Die Landschaften Nepals sind ein Paradies für Trekker und Bergsteiger. Den sympathischen und friedlichen Charakter erhält das Land aber vor allem durch seine Menschen. Eine trotz Armut positive Ausstrahlung und ein starkes kulturelles Selbstbewusstsein zeichnen die Nepalis aus.
Nie kolonialisiert, missioniert oder anderweitig ihrer Identität entfremdet, konnten die vielen Volksgruppen wie die Gurung, die Newar oder die Sherpas ihre Religionen und Traditionen bewahren. Gegenüber Fremden, soweit sie überhaupt hinkamen, waren die Grenzen verschlossen. Als Nepal sie 1950 öffnete, entdeckten die ausländischen Besucher erstaunt und fasziniert eine fast vergessene Welt, die gerade wie aus einem Dornröschenschlaf erwachte.
Umgekehrt schauten die Menschen von Nepal auf die seltsamen Gestalten, die nun ihr Land betraten.

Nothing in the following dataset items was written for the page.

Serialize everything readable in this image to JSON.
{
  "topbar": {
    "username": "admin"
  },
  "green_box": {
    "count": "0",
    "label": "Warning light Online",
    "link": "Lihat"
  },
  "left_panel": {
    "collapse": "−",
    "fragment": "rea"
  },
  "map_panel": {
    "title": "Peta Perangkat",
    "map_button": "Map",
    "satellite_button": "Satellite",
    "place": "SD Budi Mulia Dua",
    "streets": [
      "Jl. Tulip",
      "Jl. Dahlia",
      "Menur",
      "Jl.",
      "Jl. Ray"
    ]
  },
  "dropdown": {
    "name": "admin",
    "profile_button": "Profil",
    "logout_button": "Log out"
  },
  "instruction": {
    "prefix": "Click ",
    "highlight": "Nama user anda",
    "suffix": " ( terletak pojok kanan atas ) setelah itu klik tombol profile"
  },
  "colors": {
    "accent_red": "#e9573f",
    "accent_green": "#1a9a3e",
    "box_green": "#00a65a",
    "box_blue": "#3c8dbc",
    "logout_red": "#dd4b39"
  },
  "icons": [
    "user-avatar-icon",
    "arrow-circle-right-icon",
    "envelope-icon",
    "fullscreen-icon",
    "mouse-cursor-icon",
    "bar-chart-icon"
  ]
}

In den 50er Jahren waren es die Bergsteiger mit Tonnen von Ausrüstung, die unablässig Gipfel »bezwingen« mussten. In den 60er Jahren erschienen die Hippies, langhaarige junge Leute, die eigentlich nichts taten, aber den freien Verkauf von Marihuana und Haschisch schätzten. In den 70er Jahren wanderten die ersten Trekker mit ihren Stöcken durchs Land. Sie seien »schon zufrieden, wenn sie den ganzen Tag wie das Vieh umherlaufen« beschrieb sie eine ältere Sherpani. Und fügte hinzu »Aber wenn man sie gut füttert, geben sie gut Milch!« Der Tourismus war entdeckt!

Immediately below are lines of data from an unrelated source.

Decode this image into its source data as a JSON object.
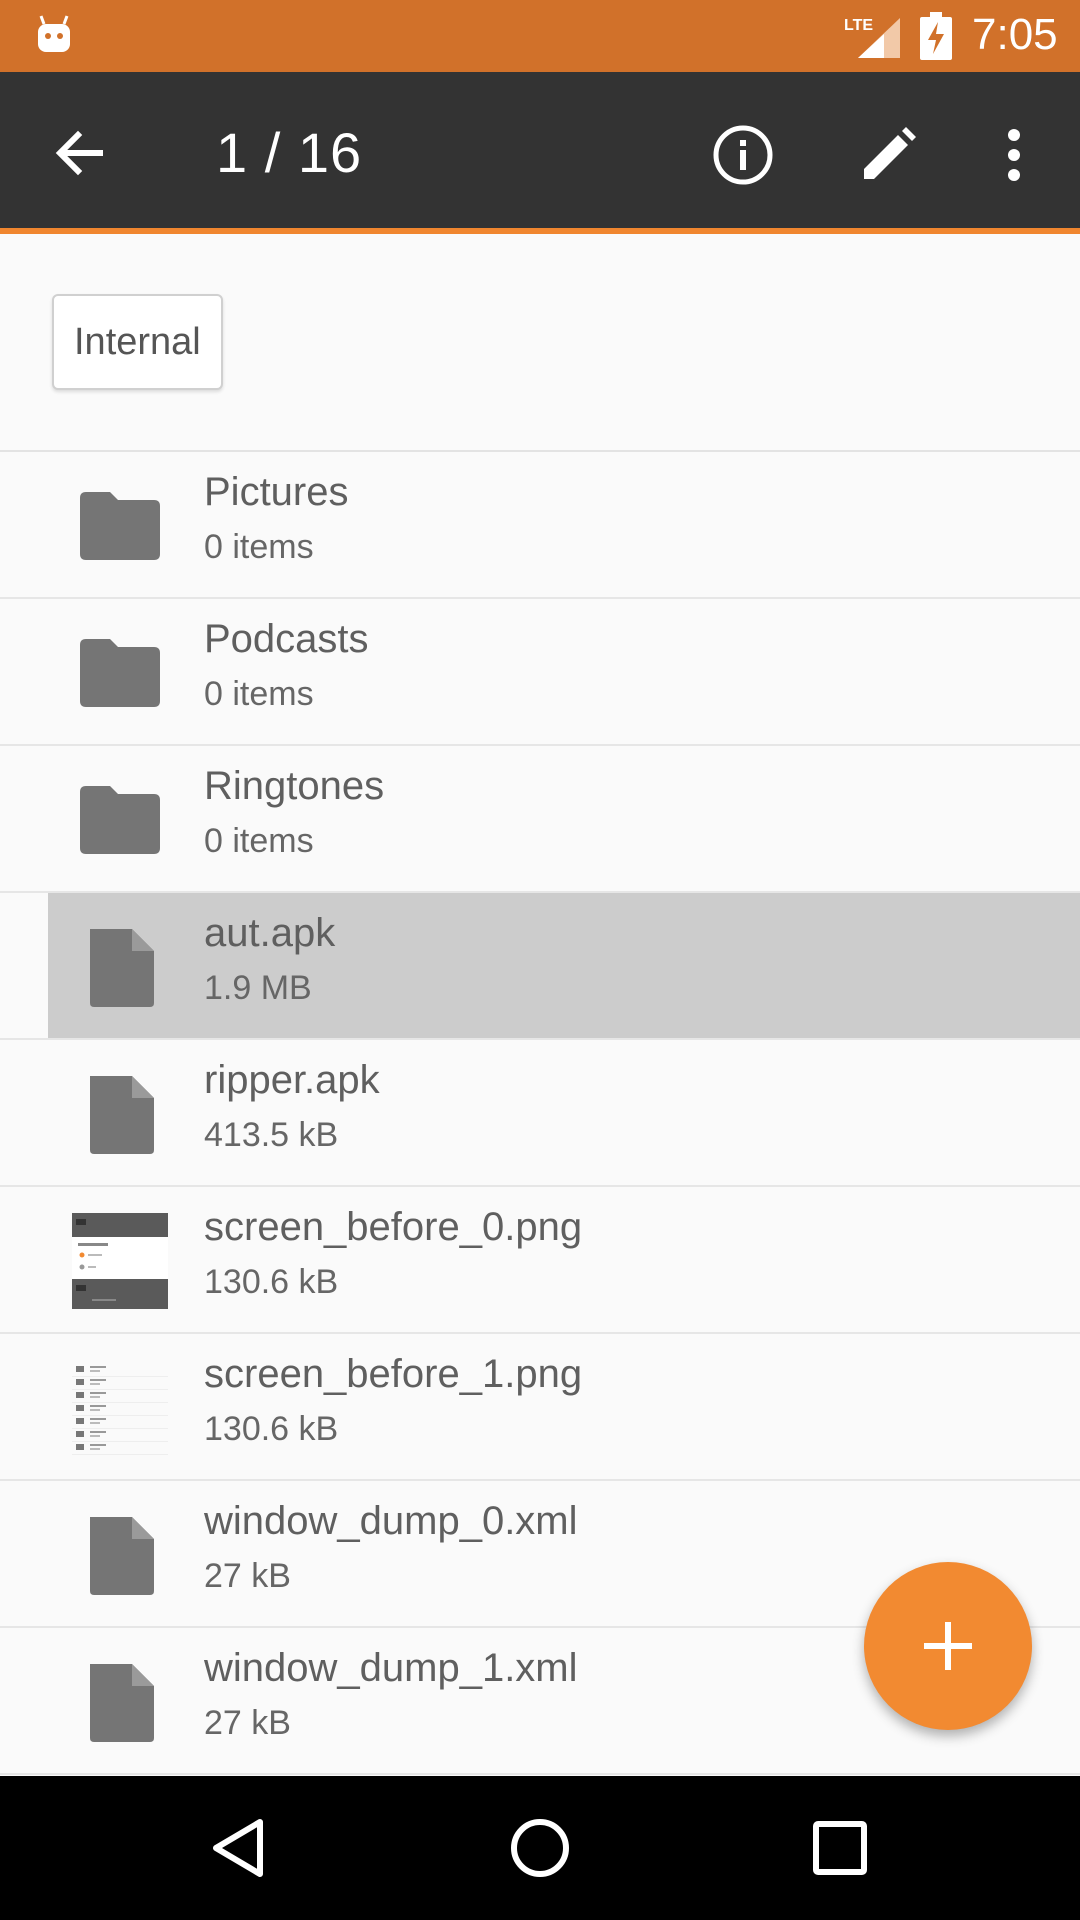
{
  "status_bar": {
    "time": "7:05",
    "network": "LTE",
    "colors": {
      "background": "#d1712a"
    }
  },
  "toolbar": {
    "title": "1 / 16",
    "icons": [
      "back-arrow-icon",
      "info-icon",
      "edit-pencil-icon",
      "more-vert-icon"
    ],
    "colors": {
      "background": "#333333",
      "accent": "#f0862f"
    }
  },
  "breadcrumb": {
    "label": "Internal"
  },
  "files": [
    {
      "name": "Pictures",
      "meta": "0 items",
      "type": "folder",
      "selected": false
    },
    {
      "name": "Podcasts",
      "meta": "0 items",
      "type": "folder",
      "selected": false
    },
    {
      "name": "Ringtones",
      "meta": "0 items",
      "type": "folder",
      "selected": false
    },
    {
      "name": "aut.apk",
      "meta": "1.9 MB",
      "type": "file",
      "selected": true
    },
    {
      "name": "ripper.apk",
      "meta": "413.5 kB",
      "type": "file",
      "selected": false
    },
    {
      "name": "screen_before_0.png",
      "meta": "130.6 kB",
      "type": "image-dark",
      "selected": false
    },
    {
      "name": "screen_before_1.png",
      "meta": "130.6 kB",
      "type": "image-light",
      "selected": false
    },
    {
      "name": "window_dump_0.xml",
      "meta": "27 kB",
      "type": "file",
      "selected": false
    },
    {
      "name": "window_dump_1.xml",
      "meta": "27 kB",
      "type": "file",
      "selected": false
    }
  ],
  "fab": {
    "icon": "plus-icon",
    "color": "#f28a31"
  },
  "nav": {
    "icons": [
      "back-triangle-icon",
      "home-circle-icon",
      "recents-square-icon"
    ]
  }
}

Der 5. Dezember 1987 war ein angenehm sonniger Tag mit klarem Himmel. Sushmas älterer Bruder Prakash hatte uns vom Flughafen Kathmandu abgeholt. Am staubigen Straßenrand verkauften Händler Obst, Stoffe und mit scharfen Gewürzen für bessere Haltbarkeit eingeriebenes Fleisch. Ein paar heilige Kühe trotteten langsam durch die Straßen.

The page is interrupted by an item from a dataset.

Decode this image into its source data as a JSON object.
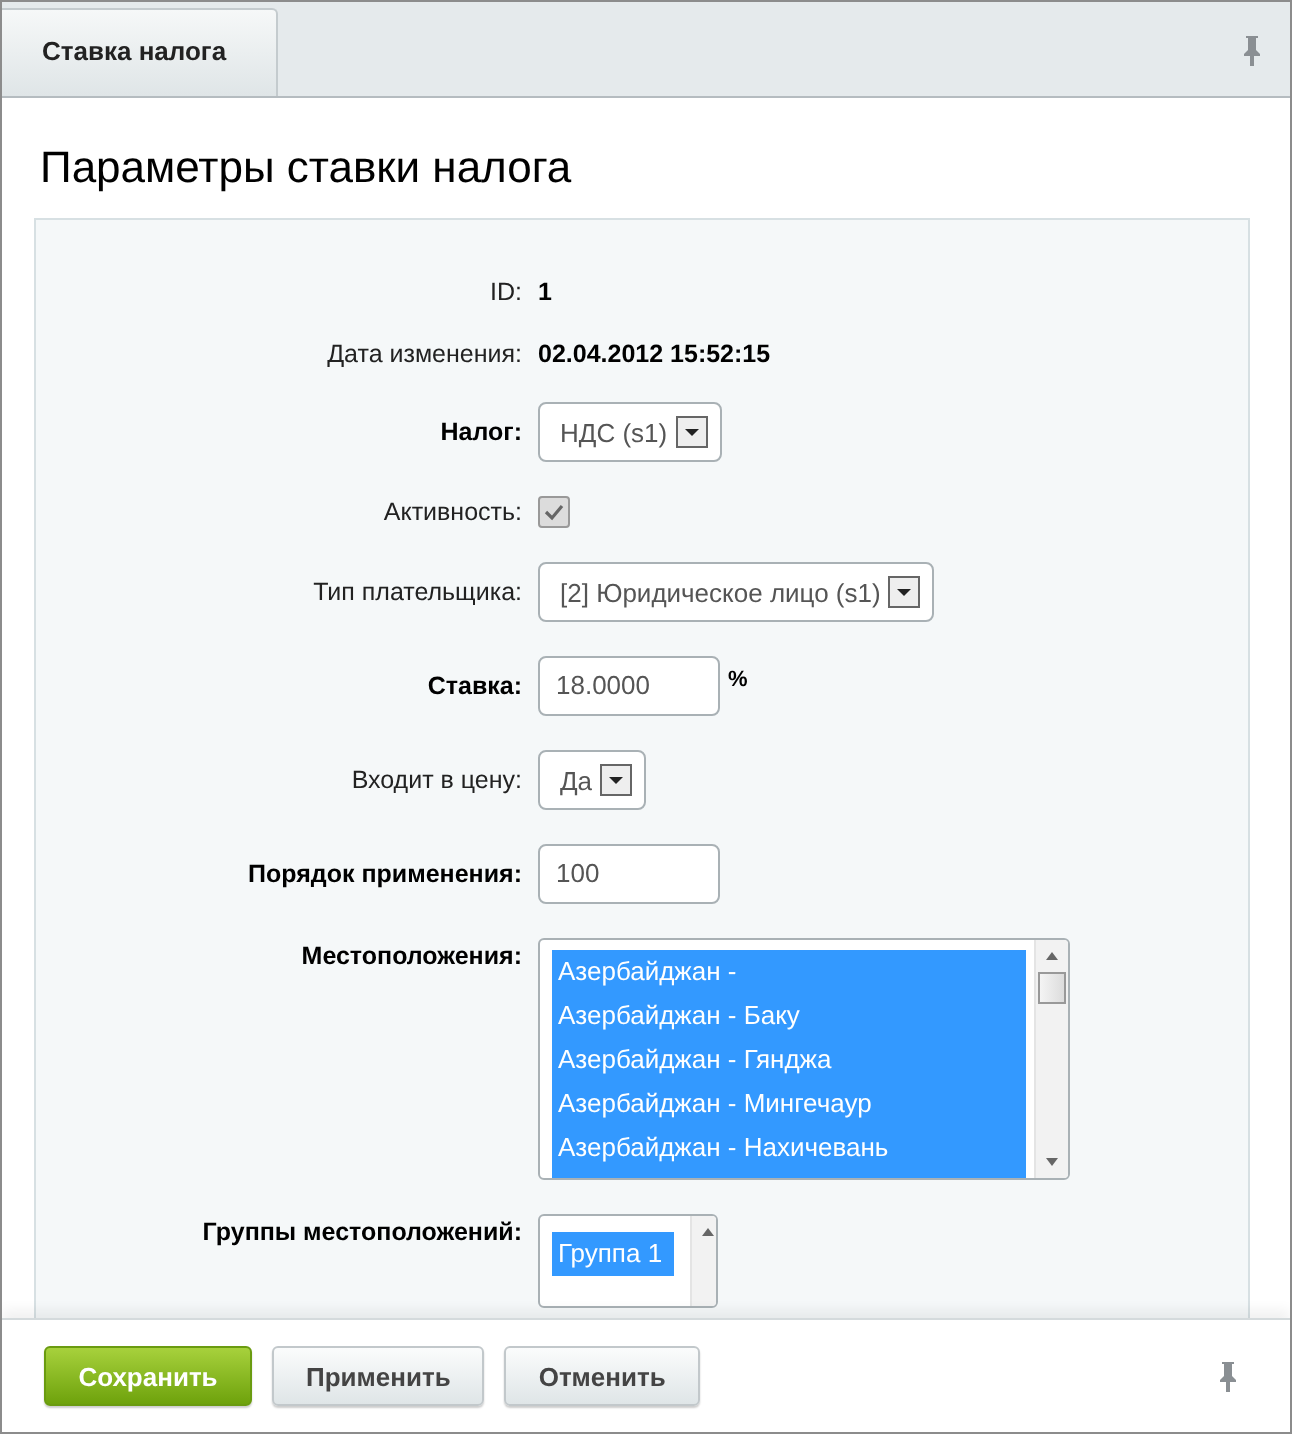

Aus Richtung Innenstadt kamen uns Männer mit einem in safranfarbenen Tüchern gewickelten Leichnam auf einer Bambustrage entgegen. Ihr Ziel sei Pashupatinath, erklärte Prakash und ein paar Tage später ging er mit uns auch dorthin. Für westliche Besucher wie Edith und mich ein fremdartiger Ort. Für die Hindus wie Prakash aber einer der heiligsten Plätze Nepals. Rauchsäulen kündigen von weitem die brennenden Holzstöße an, auf denen die Körper der Verstorbenen dem Feuer übergeben werden. Stunden später wird die Asche vom Wasser des heiligen Flusses Bagmati davongetragen. Es ist ein Platz zum Innehalten und der Meditation und Wohnort von »Sadhus« und Asketen. Für eine gute Wiedergeburt wünscht sich jeder Hindu, seinen Körper hier im heiligen Tempelbereich Pashupatinath verlassen zu können. Alles ist Gott Shiva geweiht, dem mächtigsten unter den zahlreichen Hindugötter.
Im Westen Kathmandus thront auf einem Hügel die buddhistische Tempelanlage Swayambhunath, Zeichen der zweiten großen Religion Nepals. Entlang von Reisfeldern fuhren wir mit Fahrrädern bis zum Fuß einer steilen Treppe, die zum großen, runden Stupa führte. Tausende bunter Gebetsfähnchen wehten im Wind und die Augen Buddhas blickten nach allen Richtungen über das Land. Dunkelrot und orangefarben gekleidete Mönche, Gläubige und Ungläubige wie wir gingen gemächlichen Schrittes um das Heiligtum. Immer im Uhrzeigersinn, um die Gebetsmühlen mit der reinen, der rechten Hand zu berühren und zu drehen. »Followers of any Religion are Welcome« stand am Eingang eines kleinen Tempels unten in der Stadt, und das galt bis auf ganz wenige Tempelbezirke überall.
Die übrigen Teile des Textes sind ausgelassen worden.